Il 20 febbraio 2016 se n’è andato un'icona della nostra cultura, uno dei simboli della letteratura moderna.
Mi chiedo chi ieri, postando frasi dai suoi libri,
abbia veramente letto Umberto Eco. Succede sui social che alla morte di un
grande personaggio per due giorni (non di più) ognuno posti frasi, foto, pezzi
di film, di libro o di canzoni. E’ morto Umberto Eco uno scrittore che ho amato
e odiato, un filosofo e semiologo autore di numerosi saggi di semiotica,
estetica medievale, linguistica e filosofia. Laureato in filosofia, docente di
estetica, professore dal 1975 al 2008 all’Università di Bologna, Dottore
Onorario nelle università di tutto il mondo. Lo scrittore per eccellenza di
Einaudi aveva 84 anni anche se la sua vita così intensa, i suoi continui
viaggi, incontri, tesi, studi, esperimenti l’hanno fatta sembrare infinita. Ero
quasi convinta fosse immortale, una vita non poteva bastargli.
Dal mio punto di vista ha eccelso più come umanista
che come narratore di storie, eppure riconosco il genio del pensiero, l’artigiano
della parola, l’uomo che ha lasciato in eredità un patrimonio letterario importante
e ha dedicato una vita a questo. La sua narrativa, invece è per me un po’

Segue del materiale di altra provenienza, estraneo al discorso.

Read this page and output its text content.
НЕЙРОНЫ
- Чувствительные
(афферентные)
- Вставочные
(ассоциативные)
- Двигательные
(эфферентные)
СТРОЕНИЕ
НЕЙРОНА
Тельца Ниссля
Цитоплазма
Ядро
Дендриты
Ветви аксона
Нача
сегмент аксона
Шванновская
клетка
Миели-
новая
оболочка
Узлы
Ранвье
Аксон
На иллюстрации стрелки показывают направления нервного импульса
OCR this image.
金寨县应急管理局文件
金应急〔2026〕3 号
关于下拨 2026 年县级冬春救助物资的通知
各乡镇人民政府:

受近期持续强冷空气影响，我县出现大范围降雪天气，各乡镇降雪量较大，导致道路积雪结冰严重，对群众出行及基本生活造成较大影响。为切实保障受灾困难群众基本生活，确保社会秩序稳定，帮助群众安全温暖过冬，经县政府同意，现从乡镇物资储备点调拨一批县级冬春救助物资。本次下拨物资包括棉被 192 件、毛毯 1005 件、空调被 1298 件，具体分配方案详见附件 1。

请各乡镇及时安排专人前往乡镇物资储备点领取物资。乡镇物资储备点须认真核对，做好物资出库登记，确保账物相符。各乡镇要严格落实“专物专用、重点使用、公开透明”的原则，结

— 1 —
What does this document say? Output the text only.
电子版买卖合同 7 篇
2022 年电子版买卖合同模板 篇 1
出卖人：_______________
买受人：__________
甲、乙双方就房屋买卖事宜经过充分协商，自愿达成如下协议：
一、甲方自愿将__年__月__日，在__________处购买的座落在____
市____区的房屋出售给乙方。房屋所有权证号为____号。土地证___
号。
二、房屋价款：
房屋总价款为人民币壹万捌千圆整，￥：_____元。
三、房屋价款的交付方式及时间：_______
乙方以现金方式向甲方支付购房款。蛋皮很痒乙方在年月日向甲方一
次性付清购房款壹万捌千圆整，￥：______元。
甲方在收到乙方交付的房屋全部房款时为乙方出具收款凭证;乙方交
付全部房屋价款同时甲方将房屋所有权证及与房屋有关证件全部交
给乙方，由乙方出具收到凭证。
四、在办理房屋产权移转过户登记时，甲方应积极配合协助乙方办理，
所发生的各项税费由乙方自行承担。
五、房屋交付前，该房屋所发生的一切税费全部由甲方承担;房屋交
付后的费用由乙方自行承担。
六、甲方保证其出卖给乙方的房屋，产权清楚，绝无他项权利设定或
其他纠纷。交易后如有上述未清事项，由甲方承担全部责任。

barocca, eccede in descrizioni, spesso ripetute e, a volte, in sfoggio di
erudizione. Lo apprezzo assolutamente molto di più per i suoi saggi e tesi che non sono mai giornalistici
ma mostrano l’anima, paradossalmente trovo caldi alcuni suoi saggi e spesso
fredda la sua narrazione.
“Storia
della bellezza", "Storia della bruttezza", "Vertigine della
lista”, vanno oltre il testo
documentaristico, colgono la vita, il calore delle cose, la lettura scorre, i
concetti più difficili sono improvvisamente leggeri e ci si trova a curiosare
tra termini, concetti, pagine di Storia, Filosofia, Arte, senza mai pensare che
l’autore si metta in cattedra.
"Storia delle terre e dei luoghi leggendari" è un viaggio tra terre e luoghi immaginari e reali che hanno formato la nostra Conoscenza:
i luoghi della Bibbia, le terre di Omero, il regno di Avalon e il mondo di re
Artù, l’Oriente dei primi esploratori, l’America di Colombo. Un libro senza
tempo.
Per quanto, come ho detto, lo preferisca come
umanista, trovo che la narrativa de “Il nome della rosa” sia un capolavoro ( 14
milioni di copie vendute), l’ho amato da subito e mi è rimasto dentro a fine
lettura per giorni. Un capolavoro è di certo anche “Il pendolo di Foucault” ma
non è nelle mie corde e ho faticato a leggerlo, Eco qui si perde ( volutamente )
tra una marea di informazioni e congetture sui complotti dei Templari dal
Medioevo all’Epoca attuale e mi ha ubriacata di concetti, eppure per molti
questo testo è la sua opera migliore.
Sono però sempre stata consapevole di trovarmi al cospetto di uno degli ultimi grandi intellettuali che ha lasciato un patrimonio letterario e
culturale inestimabile, ho continuato a comprare i suoi libri, alcuni li ho
amati altri non li ho sentiti miei come “Il cimitero di Praga”, ho avvertito
una trama poco avvincente ma scritta in modo sublime, dopo un inizio pieno di
premesse il mio piacere alla lettura si è interrotto per eccessi di analisi.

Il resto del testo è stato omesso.